The data was collected 4 years ago. Thus is a little outdated and the data does not contain the measure passenger flow. Also, since the dataset is too large, I decided to limit it to the early hours of each day in August.
head(walloonTransit)
stop_lon and stop_lat including the arrival_time of the trips are interesting. The stop_lon and stop_lat are basically the lontitude and latitude of each stop and arrival_time is the time when the train arrivals at the stop.
mapStops <- get_stamenmap(
bbox = c(left = 2, bottom = 49.4, right = 6, top = 51),
maptype = "toner",
zoom = 12)
ggmap(mapStops) +
geom_point(
data = walloonTransit,
aes(x = stop_lon, y = stop_lat),
alpha = .3,
size = .1,
color = "maroon4"
) +
labs(title = "Stops In Wallon Belgium")
All the variables including “id” would be possible to join with other dataset, such as trip_id or route_id.

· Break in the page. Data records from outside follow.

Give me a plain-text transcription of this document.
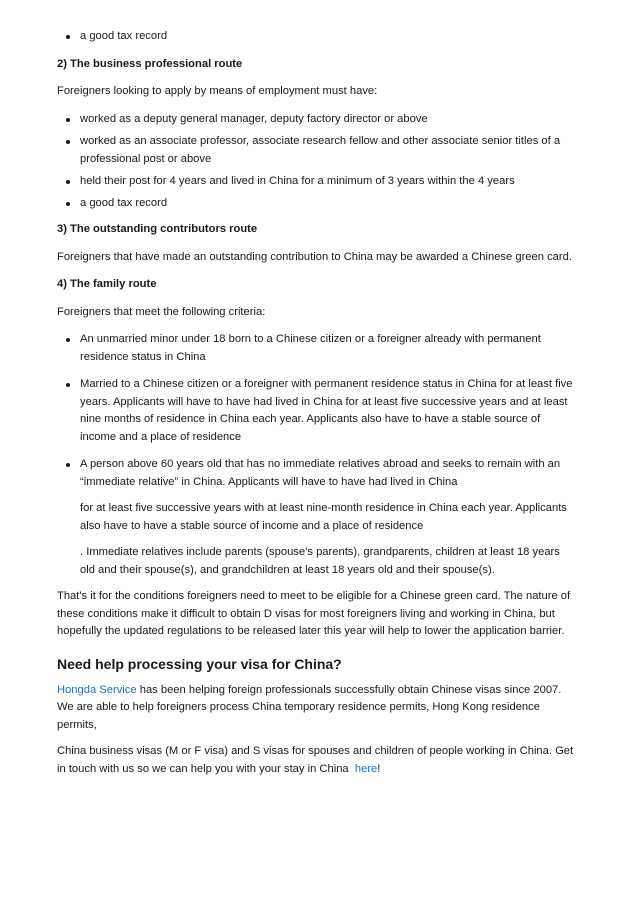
a good tax record

2) The business professional route

Foreigners looking to apply by means of employment must have:

worked as a deputy general manager, deputy factory director or above
worked as an associate professor, associate research fellow and other associate senior titles of a professional post or above
held their post for 4 years and lived in China for a minimum of 3 years within the 4 years
a good tax record

3) The outstanding contributors route

Foreigners that have made an outstanding contribution to China may be awarded a Chinese green card.

4) The family route

Foreigners that meet the following criteria:

An unmarried minor under 18 born to a Chinese citizen or a foreigner already with permanent residence status in China
Married to a Chinese citizen or a foreigner with permanent residence status in China for at least five years. Applicants will have to have had lived in China for at least five successive years and at least nine months of residence in China each year. Applicants also have to have a stable source of income and a place of residence
A person above 60 years old that has no immediate relatives abroad and seeks to remain with an “immediate relative” in China. Applicants will have to have had lived in China

for at least five successive years with at least nine-month residence in China each year. Applicants also have to have a stable source of income and a place of residence

. Immediate relatives include parents (spouse’s parents), grandparents, children at least 18 years old and their spouse(s), and grandchildren at least 18 years old and their spouse(s).

That's it for the conditions foreigners need to meet to be eligible for a Chinese green card. The nature of these conditions make it difficult to obtain D visas for most foreigners living and working in China, but hopefully the updated regulations to be released later this year will help to lower the application barrier.

Need help processing your visa for China?

Hongda Service has been helping foreign professionals successfully obtain Chinese visas since 2007. We are able to help foreigners process China temporary residence permits, Hong Kong residence permits,

China business visas (M or F visa) and S visas for spouses and children of people working in China. Get in touch with us so we can help you with your stay in China  here!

energyUse<- read_excel("Energy Use.xls", sheet="Data") %>%
na_replace(0) %>% pivot_longer(
cols = c("1960":"2021"),
names_to = "year",
values_to = "country_energy_used"
)
Energy use (kg of oil equivalent per capita) by countries since 1960 through 2015.
The data was collected 6 years ago. Thus is a little outdated and the data only contains one kind of energy that is used by countries. In addition, some of the data is missing.
head(energyUse)
Country Name, year and country_energy_used are the three interesting variables in this dataset. Country Name refers to the name of the country, year refers to year and country_energy_used refers to the use of energy (kg of oil equivalent per capita) by each country.
energyUseGraph<- energyUse %>%
ggplot(aes(x = year, y = country_energy_used)) +
labs(title = "Energy Comsuption By Countries", y = "Comsuption (kg of oil equivalent per capita)", x =
NULL) +
geom_point(aes(color = `Country Name`)) +
theme(
plot.title = element_text (hjust = 0.5,
face = "bold",
size = 11),
axis.text.x = element_text(
size = 6,
angle = -90,
hjust = 0
),
panel.grid.major.x = element_blank(),
panel.grid.minor.x = element_blank(),
legend.position = 'none'
)
ggplotly(energyUseGraph, tooltip = c("Country Name","colour") )
Country Name, Country Code and year are possible to join with other dataset.